Because feminist dads know that calling a girl "bossy" is really just another way of telling her that she's forgetting her place and shouldn't be expressing her opinions or demonstrating leadership. If a feminist dad's daughter is being mean-spirited or surly in how she's addressing other people, he may describe her as inconsiderate, rude, or imperious, but never "bossy."

"I'm Not Taking You To Go Buy Tampons, That's Embarrassing. Ask Your Mother."

Feminist dads are totally down with Aunt Flo, folks. Not only do feminist dads nonchalantly pick up pads, tampons, or menstrual cups for their daughters upon request*, but they will vociferously scoff at the idea that most states apply a luxury tax to menstrual products.

*they may need some guidance here, though: the great majority of fathers, bless their hearts, have never had a period, so they don't know what to look for and that's okay.

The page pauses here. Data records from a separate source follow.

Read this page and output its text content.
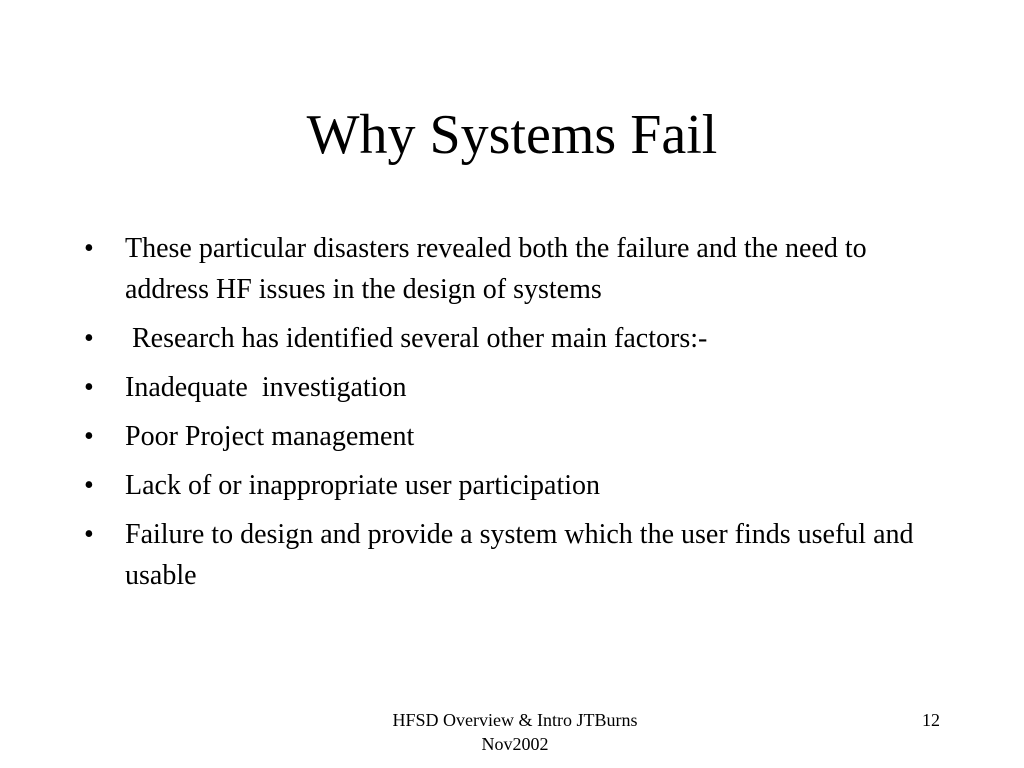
Why Systems Fail
•	These particular disasters revealed both the failure and the need to address HF issues in the design of systems
•	Research has identified several other main factors:-
•	Inadequate  investigation
•	Poor Project management
•	Lack of or inappropriate user participation
•	Failure to design and provide a system which the user finds useful and usable
HFSD Overview & Intro JTBurns
Nov2002
12
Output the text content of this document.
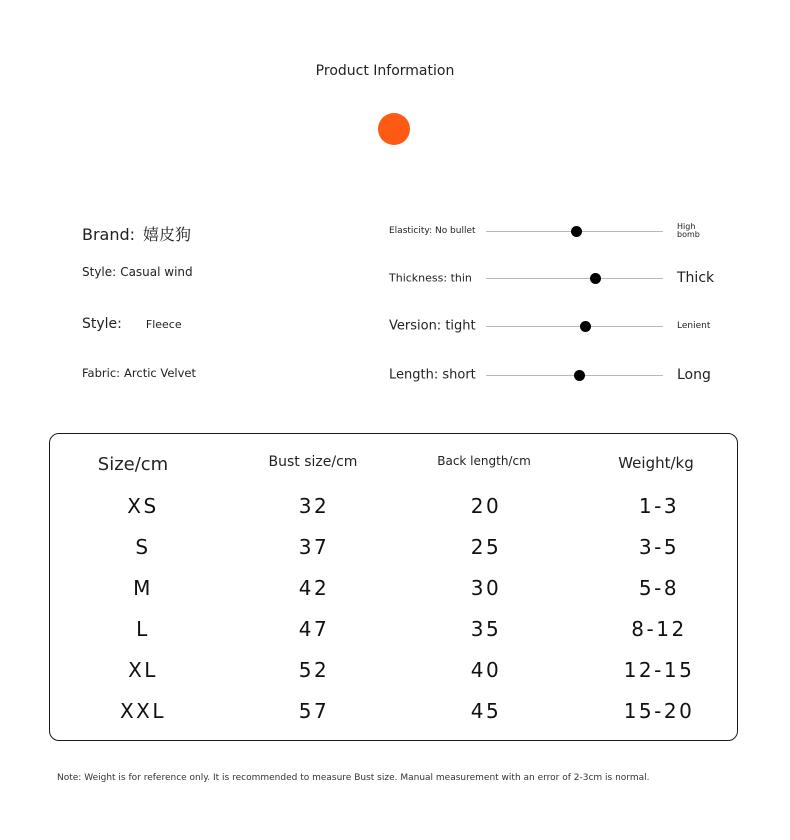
Product Information
Brand: 嬉皮狗
Style: Casual wind
Style: Fleece
Fabric: Arctic Velvet
Elasticity: No bullet	High bomb
Thickness: thin	Thick
Version: tight	Lenient
Length: short	Long
Size/cm	Bust size/cm	Back length/cm	Weight/kg
XS	32	20	1-3
S	37	25	3-5
M	42	30	5-8
L	47	35	8-12
XL	52	40	12-15
XXL	57	45	15-20
Note: Weight is for reference only. It is recommended to measure Bust size. Manual measurement with an error of 2-3cm is normal.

"Sex Is For Married People"

Statistically speaking, whether a dad is feminist or not, he would be a huge hypocrite to say this to his daughter. As long as sex is safe and consensual, feminist dads don't tie sexual activity or inactivity to morality.

"Should You Eat That...?"

I first saw Little Miss Sunshine about 10 years ago and this scene still devestates me. In the scene above, Greg Kinnear's character passive-aggressively shames Abigail Breslin's character for eating ice cream and gives her her first real lesson in hating her body. So many women can tell you (with, sadly, vivid memory and excruciating detail) the first time someone did this to them. If they can't remember, it's likely because they got it so often it's difficult to pinpoint when it first occurred. Feminist dads are not Greg Kinnear in Little Miss Sunshine. (Though please: even if you don't consider yourself a feminist dad, don't be Greg Kinnear in Little Miss Sunshine. Ever.)

Catcalling

Because feminist dads know that you don't get to call yourself a "feminist dad" if your daughter is the only woman in your life you treat with respect. Feminist dads know that their daughter is watching how he interacts with all women; from the girl's mother, to her grandmother, to her aunt to her second cousin once removed to random women on the street. They're also not going to equate catcalling to someone's physical appearance, and package blatant harassment as a "compliment" that their daughter should be flattered by and thankful for. Just, no.

In short: feminist dads aren't perfect, but they're trying to make the world a little more perfect for their girls.